Vulkan Tutorial does a decent job of showing how to set up & recreate your swapchain (minus not making the viewport size part of the dynamic state, so it has you needlessly recreate the render pipelines too). Beware that the sample code isn’t always great and encourages putting everything in one monolithic, unmaintainable .cpp file, however.

Also, I’m not usually one of those “You shouldn’t be using any C++ features when writing a game in C++!!!” kind of programmers, but if you have lambdas returning lambdas then you probably have too much C++

edit: you can set the pipelines to have the viewport size as part of their dynamic state using VkPipelineDynamicStateCreateInfo struct.

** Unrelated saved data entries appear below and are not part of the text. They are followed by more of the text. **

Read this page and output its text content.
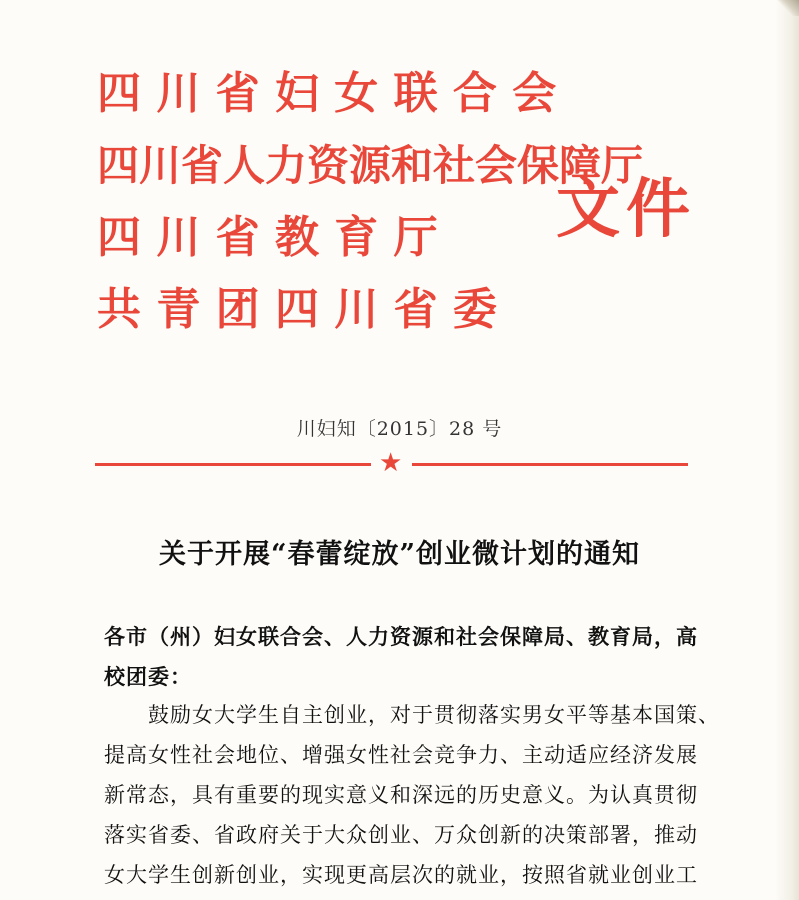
四 川 省 妇 女 联 合 会
四川省人力资源和社会保障厅
四 川 省 教 育 厅
共 青 团 四 川 省 委
文件
川妇知〔2015〕28 号
★
关于开展“春蕾绽放”创业微计划的通知
各市（州）妇女联合会、人力资源和社会保障局、教育局，高
校团委：
鼓励女大学生自主创业，对于贯彻落实男女平等基本国策、
提高女性社会地位、增强女性社会竞争力、主动适应经济发展
新常态，具有重要的现实意义和深远的历史意义。为认真贯彻
落实省委、省政府关于大众创业、万众创新的决策部署，推动
女大学生创新创业，实现更高层次的就业，按照省就业创业工
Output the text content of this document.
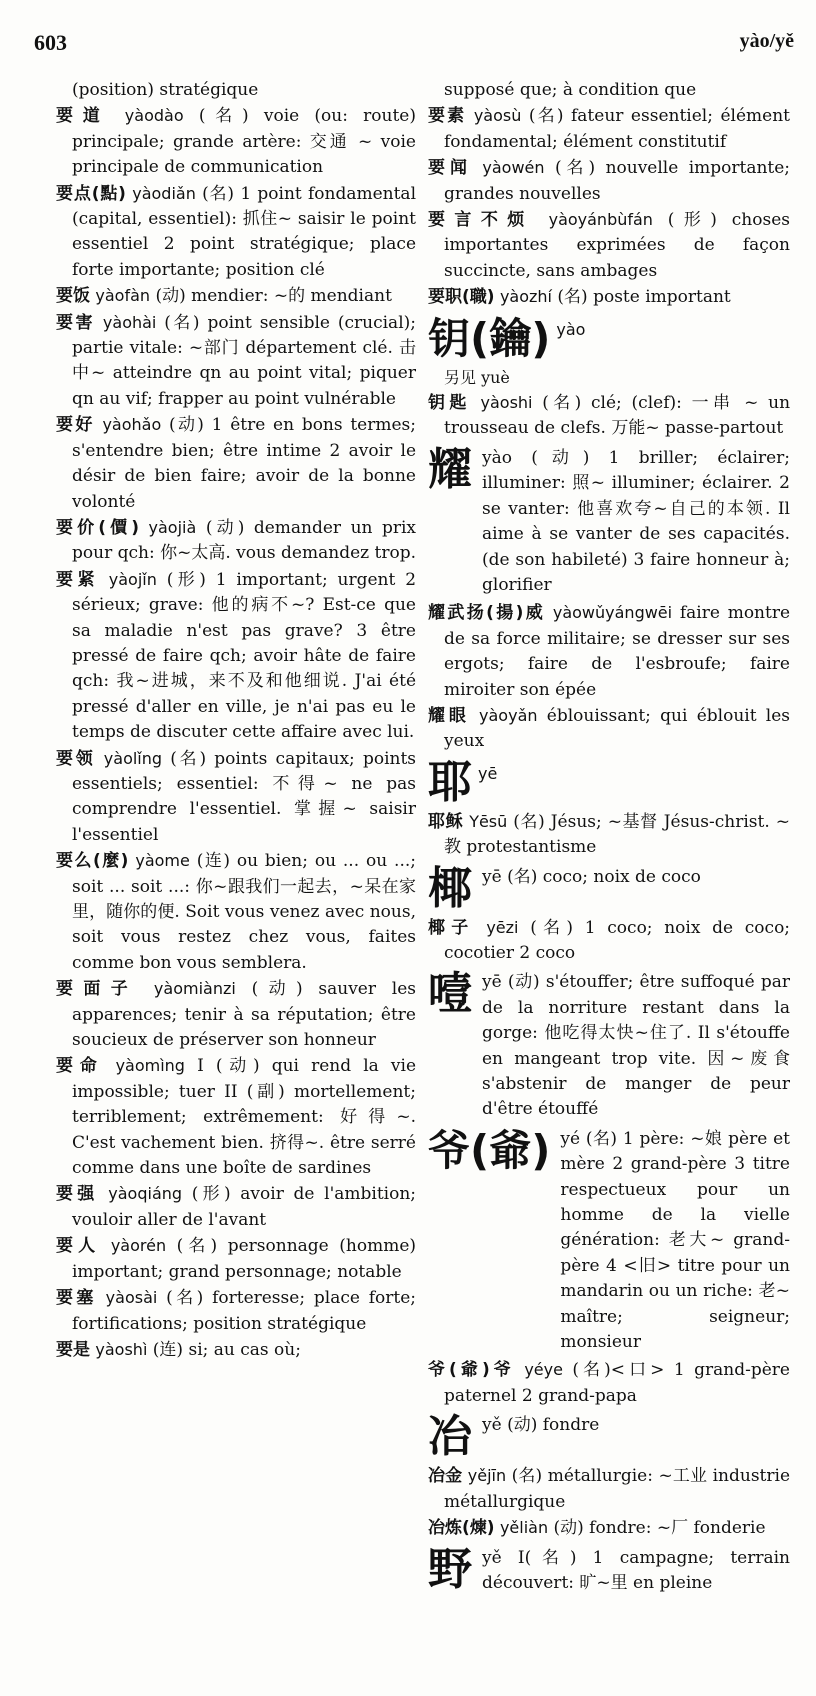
603	yào/yě
(position) stratégique
要道 yàodào (名) voie (ou: route) principale; grande artère: 交通 ~ voie principale de communication
要点(點) yàodiǎn (名) 1 point fondamental (capital, essentiel): 抓住~ saisir le point essentiel 2 point stratégique; place forte importante; position clé
要饭 yàofàn (动) mendier: ~的 mendiant
要害 yàohài (名) point sensible (crucial); partie vitale: ~部门 département clé. 击中~ atteindre qn au point vital; piquer qn au vif; frapper au point vulnérable
要好 yàohǎo (动) 1 être en bons termes; s'entendre bien; être intime 2 avoir le désir de bien faire; avoir de la bonne volonté
要价(價) yàojià (动) demander un prix pour qch: 你~太高. vous demandez trop.
要紧 yàojǐn (形) 1 important; urgent 2 sérieux; grave: 他的病不~? Est-ce que sa maladie n'est pas grave? 3 être pressé de faire qch; avoir hâte de faire qch: 我~进城，来不及和他细说. J'ai été pressé d'aller en ville, je n'ai pas eu le temps de discuter cette affaire avec lui.
要领 yàolǐng (名) points capitaux; points essentiels; essentiel: 不得~ ne pas comprendre l'essentiel. 掌握~ saisir l'essentiel
要么(麼) yàome (连) ou bien; ou ... ou ...; soit ... soit ...: 你~跟我们一起去，~呆在家里，随你的便. Soit vous venez avec nous, soit vous restez chez vous, faites comme bon vous semblera.
要面子 yàomiànzi (动) sauver les apparences; tenir à sa réputation; être soucieux de préserver son honneur
要命 yàomìng I (动) qui rend la vie impossible; tuer II (副) mortellement; terriblement; extrêmement: 好得~. C'est vachement bien. 挤得~. être serré comme dans une boîte de sardines
要强 yàoqiáng (形) avoir de l'ambition; vouloir aller de l'avant
要人 yàorén (名) personnage (homme) important; grand personnage; notable
要塞 yàosài (名) forteresse; place forte; fortifications; position stratégique
要是 yàoshì (连) si; au cas où;
supposé que; à condition que
要素 yàosù (名) fateur essentiel; élément fondamental; élément constitutif
要闻 yàowén (名) nouvelle importante; grandes nouvelles
要言不烦 yàoyánbùfán (形) choses importantes exprimées de façon succincte, sans ambages
要职(職) yàozhí (名) poste important
钥(鑰) yào
另见 yuè
钥匙 yàoshi (名) clé; (clef): 一串 ~ un trousseau de clefs. 万能~ passe-partout
耀 yào (动) 1 briller; éclairer; illuminer: 照~ illuminer; éclairer. 2 se vanter: 他喜欢夸~自己的本领. Il aime à se vanter de ses capacités. (de son habileté) 3 faire honneur à; glorifier
耀武扬(揚)威 yàowǔyángwēi faire montre de sa force militaire; se dresser sur ses ergots; faire de l'esbroufe; faire miroiter son épée
耀眼 yàoyǎn éblouissant; qui éblouit les yeux
耶 yē
耶稣 Yēsū (名) Jésus; ~基督 Jésus-christ. ~教 protestantisme
椰 yē (名) coco; noix de coco
椰子 yēzi (名) 1 coco; noix de coco; cocotier 2 coco
噎 yē (动) s'étouffer; être suffoqué par de la norriture restant dans la gorge: 他吃得太快~住了. Il s'étouffe en mangeant trop vite. 因~废食 s'abstenir de manger de peur d'être étouffé
爷(爺) yé (名) 1 père: ~娘 père et mère 2 grand-père 3 titre respectueux pour un homme de la vielle génération: 老大~ grand-père 4 <旧> titre pour un mandarin ou un riche: 老~ maître; seigneur; monsieur
爷(爺)爷 yéye (名)<口> 1 grand-père paternel 2 grand-papa
冶 yě (动) fondre
冶金 yějīn (名) métallurgie: ~工业 industrie métallurgique
冶炼(煉) yěliàn (动) fondre: ~厂 fonderie
野 yě I(名) 1 campagne; terrain découvert: 旷~里 en pleine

Something like (not tested)

// when creating a pipeline
uint32_t dynamicStateCount = 1;    // or however many below
VkDynamicState dynamicStates[] = {
    VK_DYNAMIC_STATE_VIEWPORT,
    // VK_DYNAMIC_STATE_SCISSOR also if you're using scissor rectangles
};

VkDynamicStateCreateInfo dynamicCreateInfo = {
    VK_STRUCTURE_TYPE_PIPELINE_DYNAMIC_STATE_CREATE_INFO,    // gotta love Vulkan ;)
    nullptr,    // always NULL
    0,        // flags is always 0
    dynamicStateCount,    // how many dynamic states
    &dynamicStates
};

// Your VkPipelineStateCreateInfo struct, pretend it's called pipelineCreateInfo
pipelineCreateInfo.pDynamicState = &dynamicCreateInfo;

Then, in your drawing code, after you’ve bound a pipeline that was created with dynamic viewport state (you only have to do this once per frame IIRC)

VkViewport viewport = {
    0, 0, // x and y
    windowWidth, windowHeight,
    depthMin, depthMax    // probably 0.0f and 1.0f IIRC
};

vkCmdSetViewport(myCommandBuffer,
    0, // first viewport
    1, // number of viewports (almost certainly just 1 for a game)
    &viewport
);

That way, if you have a bunch of pipelines you won’t need to recreate them all just because the user resized the window

Ya, I kind of took the nuclear option after the first attempt at just rebuilding items that involve the window size. I’ll give it another shot and if that doesn’t work, I’m planning on creating another window, but slowly building it up with resize enabled and seeing where it breaks. My mistake was trying to preserve the framework of the SDL-Vulkan tutorial while factoring in window resize.

Update:
Nope, first approach failed, onto the second approach… on a side note, looking at the tutorial vkDestroyPipeline(device, graphicsPipeline, nullptr); is called in the swapchain cleanup routine. My guess is the sdl-vulkan tutorial I started with has a bug and I just need to identify it.